Il governo romeno ha varato un progetto di legge che liberalizza la vendita di terreni agricoli a persone fisiche degli altri Paesi Ue (piu' Islanda, Norvegia e Liechtenstein) a partire dal prossimo anno.

Il governo romeno ha varato un progetto di legge che liberalizza la vendita di terreni agricoli a persone fisiche degli altri Paesi Ue (piu' Islanda, Norvegia e Liechtenstein) a partire dal prossimo anno.

Il provvedimento, che dovrà essere sottoposto al voto del parlamento, consentirà ai cittadini europei di acquistare direttamente i terreni senza più obbligo di essere associati a un partner locale romeno nell'ambito di una società, come avvenuto finora. Avranno tuttavia la precedenza rispetto agli stranieri lo stato romeno, i coproprietari e affittuari di terreni, i vicini e gli agricoltori con meno di 40 anni della località dove si trova il terreno in questione.

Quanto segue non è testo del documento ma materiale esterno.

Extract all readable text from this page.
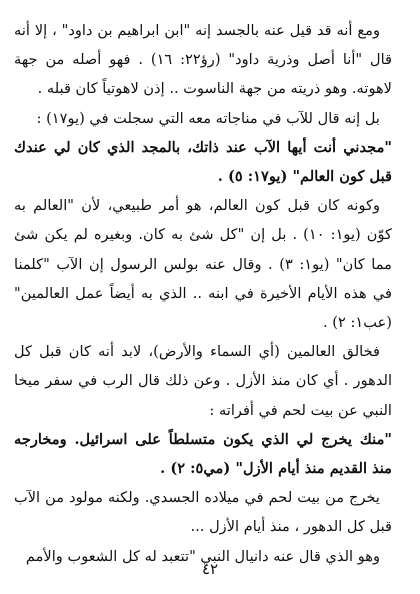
ومع أنه قد قيل عنه بالجسد إنه "ابن ابراهيم بن داود" ، إلا أنه قال "أنا أصل وذرية داود" (رؤ٢٢: ١٦) . فهو أصله من جهة لاهوته. وهو ذريته من جهة الناسوت .. إذن لاهوتياً كان قبله .

بل إنه قال للآب في مناجاته معه التي سجلت في (يو١٧) :

"مجدني أنت أيها الآب عند ذاتك، بالمجد الذي كان لي عندك قبل كون العالم" (يو١٧: ٥) .

وكونه كان قبل كون العالم، هو أمر طبيعي، لأن "العالم به كوّن (يو١: ١٠) . بل إن "كل شئ به كان. وبغيره لم يكن شئ مما كان" (يو١: ٣) . وقال عنه بولس الرسول إن الآب "كلمنا في هذه الأيام الأخيرة في ابنه .. الذي به أيضاً عمل العالمين" (عب١: ٢) .

فخالق العالمين (أي السماء والأرض)، لابد أنه كان قبل كل الدهور . أي كان منذ الأزل . وعن ذلك قال الرب في سفر ميخا النبي عن بيت لحم في أفراته :

"منك يخرج لي الذي يكون متسلطاً على اسرائيل. ومخارجه منذ القديم منذ أيام الأزل" (مي٥: ٢) .

يخرج من بيت لحم في ميلاده الجسدي. ولكنه مولود من الآب قبل كل الدهور ، منذ أيام الأزل ...

وهو الذي قال عنه دانيال النبي "تتعبد له كل الشعوب والأمم

٤٢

La Romania è al quinto posto nella Ue per estensione di terreni agricoli. Dopo l'ingresso nell'Unione nel 2007, al pari degli altri Paesi dell'est Europa dove i prezzi dei terreni erano di molto inferiori a quelli dell'Occidente, furono imposte restrizioni all'acquisto dei terreni da parte degli stranieri con lo scopo di preservare l'agricoltura locale.

Ciononostante, in Romania fra 700 mila e 800 mila ettari di terre coltivabili sono stati acquistati da investitoti stranieri, in associazione con partner locali.